BSI Maslahat, Jakarta – Malam itu, di tahun 2011, seharusnya menjadi perjalanan pulang biasa bagi Sanaji menuju kampung halamannya di Indramayu. Namun takdir berkata lain. Sepeda motor yang ia kendarai tersenggol badan truk tronton di jalur Pantura, membuatnya terjatuh dan kaki kanannya terlindas. Luka sobek yang parah dan pendarahan hebat membuat situasi semakin mencekam. Dalam kondisi sadar, Sanaji hanya bisa menahan sakit dan berharap ada yang menolong.
Kecelakaan itu menjadi titik kelam dalam hidupnya. “Setelah diamputasi, beberapa hari kemudian saya pernah mencoba mengakhiri hidup. Saya pikir, keluarga sudah mengeluarkan biaya setiap waktu, jadi lebih baik saya enggak ada saja,” kenang Sanaji, suaranya bergetar mengingat masa-masa itu.
Sanaji dan Keluarga Tegar di Tengah Ujian
Baca Juga: Memperkuat Kepemimpinan Penyandang Disabilitas untuk Masa Depan yang Inklusif dan Berkelanjutan
Istrinya saat itu belum bisa langsung menemaninya di rumah sakit karena jarak dan keterbatasan biaya. Namun, dukungan datang dari orang tua yang menguatkan hatinya: “Banyak yang lebih parah dari kamu dan masih bisa menafkahi keluarga.” Atasan di tempat kerja juga memberinya harapan, memastikan bahwa ia tetap bisa bekerja sebagai seorang security meski dalam keterbatasan fisik.

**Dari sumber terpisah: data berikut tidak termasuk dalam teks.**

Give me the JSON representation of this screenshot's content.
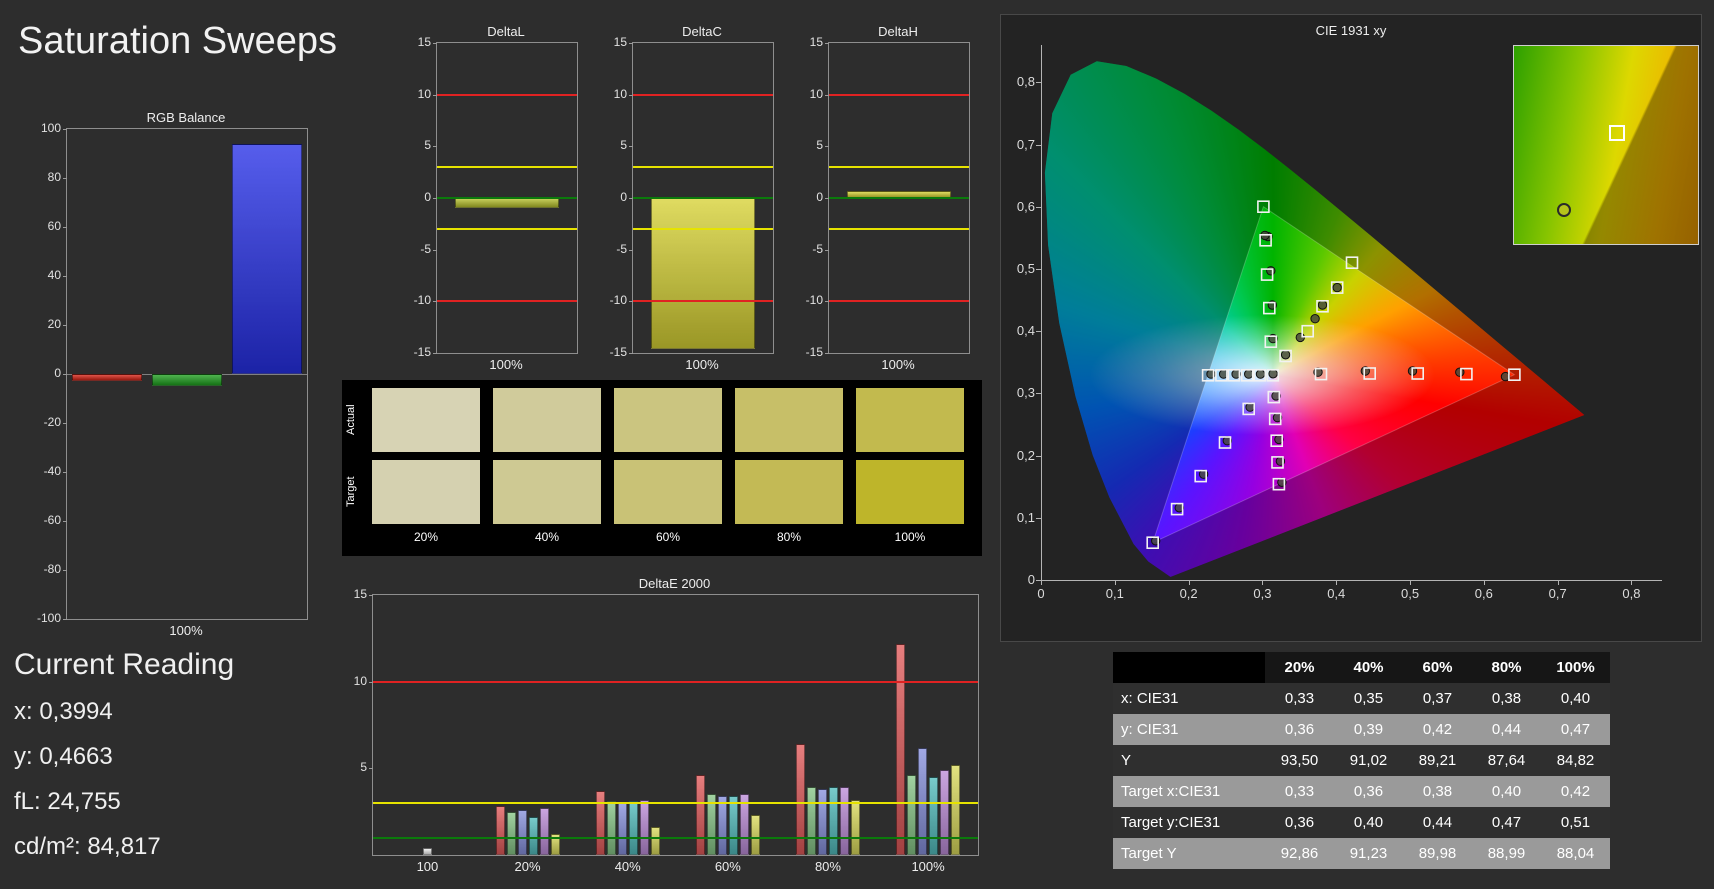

Sopir truk yang menabraknya hanya mampu memberi ganti rugi sebesar Rp5 juta. Sanaji dan keluarganya memilih memaafkan, meski kerugian fisik dan mental yang dialaminya tak ternilai.
Trauma pasca-kecelakaan membuat Sanaji tak lagi berani mengendarai motor. Ia bergantung pada istri dan anaknya untuk antar jemput, meski anaknya saat itu masih kecil. Pernah, dengan hati berat, ia menawarkan agar sang istri mencari pasangan lain yang lebih sempurna. Namun, sang istri tetap bertahan, memilih menemani Sanaji dalam suka maupun duka.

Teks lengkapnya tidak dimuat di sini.